If anybody can save this world she’s a woman and is she pissed pre-fabricated domesticated deformed and suppressed underdressed depressed obsessed with herself seduced made ashamed and treacherous made less.
She will raise her voice in hallelujiah! she will raise her eyes and equal to she will raise her fists if she needs to she will know how.
And she will ask:
How if we waste the children who will lead us shall we endure? Why must they atone for the sins of the fathers who sacrifice to their false gods all life for the sake of pride and poor judgement for who owns what who own nothing who know nothing who would have us murder and destroy them and how many of us to save face to prove whose god is great who owns the night whose mighty fist is biggest?
And she will say:
Let my will be done for a change my ways my means my benevolence my praise my rage my rage.

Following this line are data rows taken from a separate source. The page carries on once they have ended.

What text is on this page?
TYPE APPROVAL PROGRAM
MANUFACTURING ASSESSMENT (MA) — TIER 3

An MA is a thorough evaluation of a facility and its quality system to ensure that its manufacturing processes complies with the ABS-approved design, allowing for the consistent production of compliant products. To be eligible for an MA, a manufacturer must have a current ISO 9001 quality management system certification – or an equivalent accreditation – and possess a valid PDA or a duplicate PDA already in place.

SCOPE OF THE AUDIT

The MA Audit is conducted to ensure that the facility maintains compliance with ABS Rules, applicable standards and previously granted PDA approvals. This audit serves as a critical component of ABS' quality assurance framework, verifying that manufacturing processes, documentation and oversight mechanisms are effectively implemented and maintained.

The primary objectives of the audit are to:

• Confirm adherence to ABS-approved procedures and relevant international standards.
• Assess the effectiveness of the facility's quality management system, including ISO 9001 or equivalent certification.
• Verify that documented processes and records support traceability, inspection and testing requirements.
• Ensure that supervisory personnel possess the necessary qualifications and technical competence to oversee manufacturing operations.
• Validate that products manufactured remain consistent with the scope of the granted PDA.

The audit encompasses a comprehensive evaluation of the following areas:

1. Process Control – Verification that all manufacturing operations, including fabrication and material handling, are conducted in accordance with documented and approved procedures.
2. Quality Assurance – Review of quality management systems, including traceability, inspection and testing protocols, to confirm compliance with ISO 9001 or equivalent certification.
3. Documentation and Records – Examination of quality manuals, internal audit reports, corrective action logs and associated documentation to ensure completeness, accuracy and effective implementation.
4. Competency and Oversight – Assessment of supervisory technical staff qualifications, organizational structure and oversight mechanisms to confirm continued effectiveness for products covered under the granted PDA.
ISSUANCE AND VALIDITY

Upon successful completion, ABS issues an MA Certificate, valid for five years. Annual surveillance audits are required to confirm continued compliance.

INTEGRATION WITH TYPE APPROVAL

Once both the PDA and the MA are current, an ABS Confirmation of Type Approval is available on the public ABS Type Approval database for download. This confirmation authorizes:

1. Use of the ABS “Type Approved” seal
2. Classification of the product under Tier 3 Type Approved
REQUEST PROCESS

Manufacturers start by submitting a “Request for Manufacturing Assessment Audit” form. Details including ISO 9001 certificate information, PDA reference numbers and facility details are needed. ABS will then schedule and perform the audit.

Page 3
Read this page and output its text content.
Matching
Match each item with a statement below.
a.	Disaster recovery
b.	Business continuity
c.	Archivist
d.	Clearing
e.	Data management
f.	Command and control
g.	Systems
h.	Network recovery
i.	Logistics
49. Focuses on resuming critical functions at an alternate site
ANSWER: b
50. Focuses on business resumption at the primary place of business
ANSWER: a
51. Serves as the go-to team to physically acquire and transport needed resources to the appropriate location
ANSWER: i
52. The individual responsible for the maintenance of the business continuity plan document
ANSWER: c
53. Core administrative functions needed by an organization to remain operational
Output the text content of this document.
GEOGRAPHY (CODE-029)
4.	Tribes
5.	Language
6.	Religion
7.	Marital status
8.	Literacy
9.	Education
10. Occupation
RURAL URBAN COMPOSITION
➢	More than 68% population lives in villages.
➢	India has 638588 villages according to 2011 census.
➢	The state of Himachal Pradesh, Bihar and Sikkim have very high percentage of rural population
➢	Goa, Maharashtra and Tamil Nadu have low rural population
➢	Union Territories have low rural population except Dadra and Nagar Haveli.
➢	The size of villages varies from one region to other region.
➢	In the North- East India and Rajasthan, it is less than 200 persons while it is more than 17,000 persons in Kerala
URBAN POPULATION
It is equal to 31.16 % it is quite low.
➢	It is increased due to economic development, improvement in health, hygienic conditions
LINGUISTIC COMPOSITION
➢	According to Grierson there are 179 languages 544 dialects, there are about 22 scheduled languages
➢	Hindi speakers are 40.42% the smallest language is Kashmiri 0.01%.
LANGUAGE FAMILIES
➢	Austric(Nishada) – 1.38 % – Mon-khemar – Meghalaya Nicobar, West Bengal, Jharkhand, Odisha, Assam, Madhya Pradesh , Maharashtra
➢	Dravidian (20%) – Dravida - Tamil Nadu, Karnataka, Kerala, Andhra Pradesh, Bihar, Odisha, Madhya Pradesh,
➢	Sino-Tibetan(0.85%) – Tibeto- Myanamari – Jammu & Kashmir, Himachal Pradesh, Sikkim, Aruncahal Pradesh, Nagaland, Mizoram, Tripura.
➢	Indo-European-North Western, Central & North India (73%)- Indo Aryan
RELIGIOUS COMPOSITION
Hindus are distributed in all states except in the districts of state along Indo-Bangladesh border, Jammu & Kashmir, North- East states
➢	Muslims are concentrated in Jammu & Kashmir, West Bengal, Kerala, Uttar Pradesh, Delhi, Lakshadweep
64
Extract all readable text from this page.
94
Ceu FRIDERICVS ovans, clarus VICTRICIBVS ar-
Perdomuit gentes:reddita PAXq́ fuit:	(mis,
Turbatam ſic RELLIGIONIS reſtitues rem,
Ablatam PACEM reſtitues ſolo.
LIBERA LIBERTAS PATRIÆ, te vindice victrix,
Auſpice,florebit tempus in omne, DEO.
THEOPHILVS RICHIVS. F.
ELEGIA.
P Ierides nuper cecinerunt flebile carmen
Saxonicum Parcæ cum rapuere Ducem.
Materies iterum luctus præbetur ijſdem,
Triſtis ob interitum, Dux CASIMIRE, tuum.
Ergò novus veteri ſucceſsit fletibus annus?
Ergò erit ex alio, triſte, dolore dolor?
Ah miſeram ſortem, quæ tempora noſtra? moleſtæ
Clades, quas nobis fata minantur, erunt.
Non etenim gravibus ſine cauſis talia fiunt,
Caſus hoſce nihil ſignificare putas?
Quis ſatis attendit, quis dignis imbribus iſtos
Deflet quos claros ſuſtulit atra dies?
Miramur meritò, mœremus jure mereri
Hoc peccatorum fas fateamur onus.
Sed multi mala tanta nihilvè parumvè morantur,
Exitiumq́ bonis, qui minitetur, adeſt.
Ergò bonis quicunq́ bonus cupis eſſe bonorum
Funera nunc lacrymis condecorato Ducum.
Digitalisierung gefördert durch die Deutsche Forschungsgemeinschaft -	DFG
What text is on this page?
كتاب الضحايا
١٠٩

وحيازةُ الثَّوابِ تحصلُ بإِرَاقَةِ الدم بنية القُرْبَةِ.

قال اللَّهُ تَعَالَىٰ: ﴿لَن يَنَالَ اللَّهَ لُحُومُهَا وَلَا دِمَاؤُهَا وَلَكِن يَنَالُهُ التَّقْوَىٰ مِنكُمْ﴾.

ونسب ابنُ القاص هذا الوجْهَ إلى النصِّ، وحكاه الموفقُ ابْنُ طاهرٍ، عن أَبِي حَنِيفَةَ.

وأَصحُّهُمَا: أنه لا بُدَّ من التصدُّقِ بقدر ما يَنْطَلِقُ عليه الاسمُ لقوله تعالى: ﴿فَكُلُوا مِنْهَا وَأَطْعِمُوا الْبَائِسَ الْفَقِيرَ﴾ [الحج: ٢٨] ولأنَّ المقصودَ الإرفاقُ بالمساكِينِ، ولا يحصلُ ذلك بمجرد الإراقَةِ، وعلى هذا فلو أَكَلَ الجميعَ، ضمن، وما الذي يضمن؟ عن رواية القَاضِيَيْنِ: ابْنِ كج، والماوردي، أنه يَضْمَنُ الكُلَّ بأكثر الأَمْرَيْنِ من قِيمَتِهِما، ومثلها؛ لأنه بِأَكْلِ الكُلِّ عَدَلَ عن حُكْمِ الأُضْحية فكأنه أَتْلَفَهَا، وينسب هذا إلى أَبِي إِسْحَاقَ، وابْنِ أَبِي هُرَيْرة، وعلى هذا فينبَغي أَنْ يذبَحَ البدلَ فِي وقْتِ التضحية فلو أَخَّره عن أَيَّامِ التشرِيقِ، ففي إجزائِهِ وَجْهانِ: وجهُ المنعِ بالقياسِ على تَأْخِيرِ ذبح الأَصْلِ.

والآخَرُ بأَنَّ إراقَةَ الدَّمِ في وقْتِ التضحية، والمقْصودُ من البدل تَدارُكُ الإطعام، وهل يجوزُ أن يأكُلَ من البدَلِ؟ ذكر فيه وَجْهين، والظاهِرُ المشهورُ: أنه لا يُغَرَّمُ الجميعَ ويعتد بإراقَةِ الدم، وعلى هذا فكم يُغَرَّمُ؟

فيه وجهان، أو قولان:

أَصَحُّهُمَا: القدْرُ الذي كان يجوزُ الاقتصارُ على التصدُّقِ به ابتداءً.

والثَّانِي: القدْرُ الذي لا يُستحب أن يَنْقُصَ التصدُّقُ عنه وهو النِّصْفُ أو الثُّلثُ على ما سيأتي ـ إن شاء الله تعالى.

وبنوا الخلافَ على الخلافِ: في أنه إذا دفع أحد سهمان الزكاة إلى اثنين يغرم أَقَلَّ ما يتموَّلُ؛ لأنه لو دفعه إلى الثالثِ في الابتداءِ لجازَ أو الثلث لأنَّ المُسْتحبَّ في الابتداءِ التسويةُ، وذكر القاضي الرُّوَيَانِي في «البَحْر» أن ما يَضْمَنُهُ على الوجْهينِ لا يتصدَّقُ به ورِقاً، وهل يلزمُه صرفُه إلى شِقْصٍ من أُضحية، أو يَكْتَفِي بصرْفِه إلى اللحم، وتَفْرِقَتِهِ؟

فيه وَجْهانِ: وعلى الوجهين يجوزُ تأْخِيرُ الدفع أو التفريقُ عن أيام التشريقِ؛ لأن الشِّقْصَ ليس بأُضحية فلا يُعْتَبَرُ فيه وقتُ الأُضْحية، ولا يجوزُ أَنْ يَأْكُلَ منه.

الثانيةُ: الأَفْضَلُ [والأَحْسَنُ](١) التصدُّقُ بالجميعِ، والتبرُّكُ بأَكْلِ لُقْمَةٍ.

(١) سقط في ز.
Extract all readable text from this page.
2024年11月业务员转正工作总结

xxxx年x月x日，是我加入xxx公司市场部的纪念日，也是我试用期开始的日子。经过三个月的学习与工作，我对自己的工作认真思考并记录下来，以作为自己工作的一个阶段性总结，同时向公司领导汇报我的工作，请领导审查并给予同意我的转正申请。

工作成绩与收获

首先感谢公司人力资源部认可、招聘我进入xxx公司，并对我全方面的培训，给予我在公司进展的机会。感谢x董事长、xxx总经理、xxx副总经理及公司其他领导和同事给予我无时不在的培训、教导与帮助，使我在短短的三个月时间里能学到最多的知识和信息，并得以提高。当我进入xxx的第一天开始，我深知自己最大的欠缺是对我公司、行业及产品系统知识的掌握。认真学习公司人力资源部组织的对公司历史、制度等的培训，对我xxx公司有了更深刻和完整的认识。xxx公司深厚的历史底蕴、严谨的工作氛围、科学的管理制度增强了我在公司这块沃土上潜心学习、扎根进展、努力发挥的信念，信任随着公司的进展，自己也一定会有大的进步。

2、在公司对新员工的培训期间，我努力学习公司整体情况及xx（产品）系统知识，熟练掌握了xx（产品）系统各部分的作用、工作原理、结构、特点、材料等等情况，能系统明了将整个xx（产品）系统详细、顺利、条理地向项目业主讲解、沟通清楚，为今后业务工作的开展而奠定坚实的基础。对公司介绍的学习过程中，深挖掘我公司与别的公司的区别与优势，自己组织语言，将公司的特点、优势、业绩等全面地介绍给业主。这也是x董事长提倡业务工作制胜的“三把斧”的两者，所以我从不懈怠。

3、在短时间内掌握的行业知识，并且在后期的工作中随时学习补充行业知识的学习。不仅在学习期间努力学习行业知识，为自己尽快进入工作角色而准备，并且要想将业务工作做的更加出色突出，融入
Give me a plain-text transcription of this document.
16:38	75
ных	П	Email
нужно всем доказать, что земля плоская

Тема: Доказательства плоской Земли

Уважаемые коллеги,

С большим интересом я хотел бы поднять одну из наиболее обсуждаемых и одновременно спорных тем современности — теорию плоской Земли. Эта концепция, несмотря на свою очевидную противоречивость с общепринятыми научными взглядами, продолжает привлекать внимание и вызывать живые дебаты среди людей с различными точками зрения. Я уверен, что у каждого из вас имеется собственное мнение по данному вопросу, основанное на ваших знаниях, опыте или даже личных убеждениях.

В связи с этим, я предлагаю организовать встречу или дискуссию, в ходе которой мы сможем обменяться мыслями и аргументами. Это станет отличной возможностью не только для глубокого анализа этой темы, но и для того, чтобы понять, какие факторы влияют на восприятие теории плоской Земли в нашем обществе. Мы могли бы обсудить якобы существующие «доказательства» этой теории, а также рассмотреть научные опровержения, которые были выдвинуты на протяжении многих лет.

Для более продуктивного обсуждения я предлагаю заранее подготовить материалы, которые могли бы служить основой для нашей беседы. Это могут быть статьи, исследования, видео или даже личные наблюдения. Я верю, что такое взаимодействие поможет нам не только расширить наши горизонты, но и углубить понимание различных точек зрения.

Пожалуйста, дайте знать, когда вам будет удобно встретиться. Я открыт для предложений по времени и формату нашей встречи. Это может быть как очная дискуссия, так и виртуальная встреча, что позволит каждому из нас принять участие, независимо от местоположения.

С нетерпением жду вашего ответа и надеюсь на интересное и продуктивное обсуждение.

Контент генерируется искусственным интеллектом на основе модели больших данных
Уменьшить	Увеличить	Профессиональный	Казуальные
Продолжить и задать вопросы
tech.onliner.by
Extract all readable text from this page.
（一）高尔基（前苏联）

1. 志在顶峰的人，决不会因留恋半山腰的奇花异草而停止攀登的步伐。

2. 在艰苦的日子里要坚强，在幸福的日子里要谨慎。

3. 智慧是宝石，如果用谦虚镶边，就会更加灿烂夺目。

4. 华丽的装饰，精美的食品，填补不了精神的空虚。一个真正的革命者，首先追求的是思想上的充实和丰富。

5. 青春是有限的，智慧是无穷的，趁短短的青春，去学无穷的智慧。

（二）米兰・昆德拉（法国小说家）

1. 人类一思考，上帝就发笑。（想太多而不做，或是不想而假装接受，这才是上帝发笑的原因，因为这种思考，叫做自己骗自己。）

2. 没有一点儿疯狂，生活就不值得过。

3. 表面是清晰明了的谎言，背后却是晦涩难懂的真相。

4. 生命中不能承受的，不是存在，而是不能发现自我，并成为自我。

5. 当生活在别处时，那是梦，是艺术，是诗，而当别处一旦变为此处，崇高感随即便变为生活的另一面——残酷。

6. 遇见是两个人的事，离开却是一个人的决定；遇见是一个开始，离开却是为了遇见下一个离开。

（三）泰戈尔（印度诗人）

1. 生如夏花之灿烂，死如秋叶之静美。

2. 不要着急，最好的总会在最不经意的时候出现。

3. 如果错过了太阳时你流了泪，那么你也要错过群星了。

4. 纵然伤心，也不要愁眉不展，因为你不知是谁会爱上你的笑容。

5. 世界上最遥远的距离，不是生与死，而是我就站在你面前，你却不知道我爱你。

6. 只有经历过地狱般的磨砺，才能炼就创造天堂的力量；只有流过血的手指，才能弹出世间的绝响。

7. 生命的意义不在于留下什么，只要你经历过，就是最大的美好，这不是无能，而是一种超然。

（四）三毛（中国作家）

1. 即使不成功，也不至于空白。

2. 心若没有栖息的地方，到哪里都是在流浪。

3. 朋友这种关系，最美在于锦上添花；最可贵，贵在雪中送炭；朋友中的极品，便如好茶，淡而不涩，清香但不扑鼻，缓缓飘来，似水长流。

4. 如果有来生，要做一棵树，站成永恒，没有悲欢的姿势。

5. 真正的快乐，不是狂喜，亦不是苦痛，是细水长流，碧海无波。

Aralee Strange was the founder and guiding light of Word of Mouth. The first open mic was held upstairs at the Globe on December 2, 2009. Aralee, a poet and playwright, was born on December 5, 1943 in Macon, Georgia, from where at a young age she moved to Birmingham, Alabama. After living and working in Atlanta, Georgia, Cambridge, Massachusetts, and New York City, Aralee then settled for more than twenty years in Cincinnati, Ohio. In March 2007, she moved to Athens, Georgia, and lived there until her passing on June 15, 2013.
THE ROAD ITSELF, the first collection of her work, was published in October 2018 by Dos Madres Press in Cincinnati and is available here.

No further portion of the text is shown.